How was that not enough? I’m not sure, but it wasn’t. Money was easy. I needed more.
I’m not sure where the idea came from, but it came fast and clear and then I asked him, sweetly, “Will you please, pretty please, get my name on you forever.”
He agreed instantly. This was the gauntlet, and he wanted what was on the other side: me.
The day it happened, I was in Portland, alone in an office conference room with floor to ceiling glass walls, talking to him, out loud, on one of those speakerphones that look like a spaceship — and he was in NY. He called me at the beginning of the tattoo session, and I heard the very first moment the woman cut my name into his skin. The buzz of the fluorescent office lights sung over my head as the sound of the tattoo drill cranking filled the room, along with his small moans and sighs, trying to eat his pain. I held my breath and bit my lip. I cried, hard, but didn’t let him know. Was this love? It felt like love. I heard the tattoo artist ask him, “You haven’t ever met her, have you?” as the needle went in deep. Neither of us knew how she knew. Maybe it really was that obvious to everyone but us. When it was over, he sent me a photo of it. There it was. What I wanted. I gasped quietly as I sat at my desk, pretending everything was the same.
When he got my name tattooed on his hip, we were still just voices on the phone. We hadn’t met yet – and then we did. Two months later in San Francisco. He was on a business trip, and it was my 31st birthday. There was lots to celebrate. The first moment we were together, he kneeled at my feet. After that, we met again, a few months later back in New York. He put me up at the W and wore a dog collar to dinner. On that trip, he told me he loved me. Then we met once more in LA – where we ate at the Ivy on Robertson and he predicted that this LA sparkle would one day not be so special, that it would just be my normal life (and then one day much later, like magic, it was).

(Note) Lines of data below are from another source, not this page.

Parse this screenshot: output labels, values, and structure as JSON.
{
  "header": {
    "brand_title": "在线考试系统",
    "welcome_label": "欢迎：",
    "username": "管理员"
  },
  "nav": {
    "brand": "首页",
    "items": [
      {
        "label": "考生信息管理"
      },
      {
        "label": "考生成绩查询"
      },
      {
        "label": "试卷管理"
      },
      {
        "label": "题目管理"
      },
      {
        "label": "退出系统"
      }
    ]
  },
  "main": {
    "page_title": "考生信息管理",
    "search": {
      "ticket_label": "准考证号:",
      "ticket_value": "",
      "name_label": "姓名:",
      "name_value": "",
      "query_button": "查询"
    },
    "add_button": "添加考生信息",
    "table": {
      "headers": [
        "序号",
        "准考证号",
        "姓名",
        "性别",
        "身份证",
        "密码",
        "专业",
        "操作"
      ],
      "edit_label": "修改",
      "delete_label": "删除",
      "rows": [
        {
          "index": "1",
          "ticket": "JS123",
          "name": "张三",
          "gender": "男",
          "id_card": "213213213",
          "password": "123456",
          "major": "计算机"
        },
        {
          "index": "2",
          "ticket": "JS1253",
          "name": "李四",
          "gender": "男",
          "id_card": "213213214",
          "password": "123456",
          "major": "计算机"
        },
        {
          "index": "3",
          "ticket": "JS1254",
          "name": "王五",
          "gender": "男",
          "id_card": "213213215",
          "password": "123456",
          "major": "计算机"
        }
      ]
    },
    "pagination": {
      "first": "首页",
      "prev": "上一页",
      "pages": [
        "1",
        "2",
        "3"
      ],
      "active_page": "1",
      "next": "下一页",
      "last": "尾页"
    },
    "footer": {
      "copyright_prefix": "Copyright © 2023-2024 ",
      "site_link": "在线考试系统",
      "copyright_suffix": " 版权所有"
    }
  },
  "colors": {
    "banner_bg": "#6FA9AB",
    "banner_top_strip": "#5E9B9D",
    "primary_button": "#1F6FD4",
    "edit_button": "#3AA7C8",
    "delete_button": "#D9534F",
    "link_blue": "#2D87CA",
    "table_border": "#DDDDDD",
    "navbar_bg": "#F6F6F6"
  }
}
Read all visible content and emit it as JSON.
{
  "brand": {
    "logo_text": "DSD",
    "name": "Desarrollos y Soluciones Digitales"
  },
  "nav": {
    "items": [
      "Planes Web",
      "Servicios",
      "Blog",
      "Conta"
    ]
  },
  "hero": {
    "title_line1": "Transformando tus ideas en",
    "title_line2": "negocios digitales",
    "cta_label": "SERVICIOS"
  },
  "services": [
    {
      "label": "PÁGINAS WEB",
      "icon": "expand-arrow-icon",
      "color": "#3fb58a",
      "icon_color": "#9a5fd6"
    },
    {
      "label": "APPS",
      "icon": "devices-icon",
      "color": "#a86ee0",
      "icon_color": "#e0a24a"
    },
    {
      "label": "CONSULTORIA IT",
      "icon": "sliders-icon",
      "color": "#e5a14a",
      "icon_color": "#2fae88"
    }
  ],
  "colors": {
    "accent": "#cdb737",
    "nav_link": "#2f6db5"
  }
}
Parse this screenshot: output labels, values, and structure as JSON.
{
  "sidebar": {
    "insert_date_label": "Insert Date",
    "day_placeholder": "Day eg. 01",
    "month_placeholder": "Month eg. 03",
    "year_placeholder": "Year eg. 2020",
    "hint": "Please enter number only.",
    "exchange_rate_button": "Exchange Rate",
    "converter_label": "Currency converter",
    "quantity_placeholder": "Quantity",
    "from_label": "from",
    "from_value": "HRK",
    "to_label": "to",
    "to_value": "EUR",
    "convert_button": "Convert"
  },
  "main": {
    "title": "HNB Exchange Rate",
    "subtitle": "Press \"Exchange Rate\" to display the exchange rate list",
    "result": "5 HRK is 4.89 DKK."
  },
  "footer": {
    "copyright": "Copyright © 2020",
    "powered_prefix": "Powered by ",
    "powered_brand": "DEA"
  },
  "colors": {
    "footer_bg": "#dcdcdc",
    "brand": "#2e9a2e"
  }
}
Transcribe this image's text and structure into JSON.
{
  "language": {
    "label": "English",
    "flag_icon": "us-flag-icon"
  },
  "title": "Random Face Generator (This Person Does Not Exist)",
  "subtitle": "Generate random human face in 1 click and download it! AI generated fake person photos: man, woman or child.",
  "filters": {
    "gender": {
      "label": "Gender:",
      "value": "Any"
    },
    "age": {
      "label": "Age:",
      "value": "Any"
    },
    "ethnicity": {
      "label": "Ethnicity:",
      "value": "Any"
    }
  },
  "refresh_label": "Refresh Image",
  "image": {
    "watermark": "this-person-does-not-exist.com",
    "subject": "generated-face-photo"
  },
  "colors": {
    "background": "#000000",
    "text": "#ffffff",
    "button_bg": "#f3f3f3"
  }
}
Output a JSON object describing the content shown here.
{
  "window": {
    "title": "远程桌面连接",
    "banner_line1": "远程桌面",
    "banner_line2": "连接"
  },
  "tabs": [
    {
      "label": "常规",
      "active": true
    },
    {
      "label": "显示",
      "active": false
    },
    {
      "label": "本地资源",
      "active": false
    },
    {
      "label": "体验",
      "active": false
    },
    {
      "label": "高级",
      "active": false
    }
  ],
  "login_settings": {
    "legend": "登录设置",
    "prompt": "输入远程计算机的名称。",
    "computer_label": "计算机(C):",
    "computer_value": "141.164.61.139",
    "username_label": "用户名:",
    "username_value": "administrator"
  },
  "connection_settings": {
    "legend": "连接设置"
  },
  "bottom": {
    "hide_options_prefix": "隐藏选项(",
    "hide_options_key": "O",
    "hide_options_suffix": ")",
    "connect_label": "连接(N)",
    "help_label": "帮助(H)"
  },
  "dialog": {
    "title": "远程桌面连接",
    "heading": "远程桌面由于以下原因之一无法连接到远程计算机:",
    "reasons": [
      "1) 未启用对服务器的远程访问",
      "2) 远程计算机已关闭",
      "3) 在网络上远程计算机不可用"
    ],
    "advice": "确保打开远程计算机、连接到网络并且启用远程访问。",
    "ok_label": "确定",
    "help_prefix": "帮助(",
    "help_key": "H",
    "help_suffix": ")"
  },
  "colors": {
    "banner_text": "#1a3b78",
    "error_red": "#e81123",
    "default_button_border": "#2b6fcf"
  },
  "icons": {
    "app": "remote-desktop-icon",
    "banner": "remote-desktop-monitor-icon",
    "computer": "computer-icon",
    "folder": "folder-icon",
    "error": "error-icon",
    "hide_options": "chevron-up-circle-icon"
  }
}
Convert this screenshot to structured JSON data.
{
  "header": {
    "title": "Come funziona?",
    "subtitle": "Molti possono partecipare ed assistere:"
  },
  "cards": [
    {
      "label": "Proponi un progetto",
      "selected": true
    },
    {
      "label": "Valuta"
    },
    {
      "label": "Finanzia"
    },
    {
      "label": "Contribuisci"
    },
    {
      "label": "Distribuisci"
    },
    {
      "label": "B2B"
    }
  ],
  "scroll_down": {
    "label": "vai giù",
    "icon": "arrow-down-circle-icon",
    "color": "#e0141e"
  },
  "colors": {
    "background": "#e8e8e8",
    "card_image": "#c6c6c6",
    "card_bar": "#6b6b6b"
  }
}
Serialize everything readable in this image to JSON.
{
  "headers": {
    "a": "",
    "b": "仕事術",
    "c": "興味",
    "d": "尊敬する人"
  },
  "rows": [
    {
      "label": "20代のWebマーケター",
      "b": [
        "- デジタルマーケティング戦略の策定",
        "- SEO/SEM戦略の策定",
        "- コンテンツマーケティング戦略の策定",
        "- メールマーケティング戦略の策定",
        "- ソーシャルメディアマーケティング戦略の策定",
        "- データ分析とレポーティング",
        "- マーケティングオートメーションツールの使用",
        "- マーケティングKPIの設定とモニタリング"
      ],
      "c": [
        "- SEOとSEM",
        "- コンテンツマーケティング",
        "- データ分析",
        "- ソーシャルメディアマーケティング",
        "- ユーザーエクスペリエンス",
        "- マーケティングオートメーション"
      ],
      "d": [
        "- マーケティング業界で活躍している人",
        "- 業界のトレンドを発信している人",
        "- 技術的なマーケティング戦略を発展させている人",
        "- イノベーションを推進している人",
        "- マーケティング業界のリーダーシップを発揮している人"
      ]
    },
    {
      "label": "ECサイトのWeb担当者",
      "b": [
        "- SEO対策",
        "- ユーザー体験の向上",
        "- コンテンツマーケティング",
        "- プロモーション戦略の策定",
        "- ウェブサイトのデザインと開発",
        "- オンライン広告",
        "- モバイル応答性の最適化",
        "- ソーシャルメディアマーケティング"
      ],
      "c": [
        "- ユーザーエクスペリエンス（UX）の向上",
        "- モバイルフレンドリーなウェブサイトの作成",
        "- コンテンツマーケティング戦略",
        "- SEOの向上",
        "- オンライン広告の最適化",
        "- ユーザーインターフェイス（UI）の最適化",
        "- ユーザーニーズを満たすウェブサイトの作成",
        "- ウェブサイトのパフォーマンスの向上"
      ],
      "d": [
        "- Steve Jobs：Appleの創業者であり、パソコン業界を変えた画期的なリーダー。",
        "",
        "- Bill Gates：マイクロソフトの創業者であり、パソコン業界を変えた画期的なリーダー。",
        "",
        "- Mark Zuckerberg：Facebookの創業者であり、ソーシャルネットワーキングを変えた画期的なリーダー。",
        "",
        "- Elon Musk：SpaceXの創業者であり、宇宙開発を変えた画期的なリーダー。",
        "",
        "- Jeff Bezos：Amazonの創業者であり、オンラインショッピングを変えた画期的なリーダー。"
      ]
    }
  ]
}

That year in Portland blew by quickly, and when we weren’t meeting up in cities coast to coast, we were talking morning and night and imagining how it would go when we were in the same place, at the same time. It was all still just a fantasy but getting more real by the minute.
The day I flew back home to New York to return for good, he was waiting for me in the airport, smiling so big with two dozen roses in hand and a limo waiting for me – a real one, black and stretch, the kind that you might have taken to senior prom. I flinched, the car was loud and ridiculous, but it was a grand gesture like no one before him had ever made. I imagined that maybe this was just what real love for me would look like – dangerous, embarrassing, messy, wild, imbalanced.
I got into the car with an open heart, unsure of what would come next, but trusting deeply that he would love me, worship me, and maybe even heal me, and knowing that he was trusting me to lead him to good places and to punish him for all the crimes and failures of his life – real and imagined. As I saw the skyline come back into focus, I hoped that maybe that would be enough.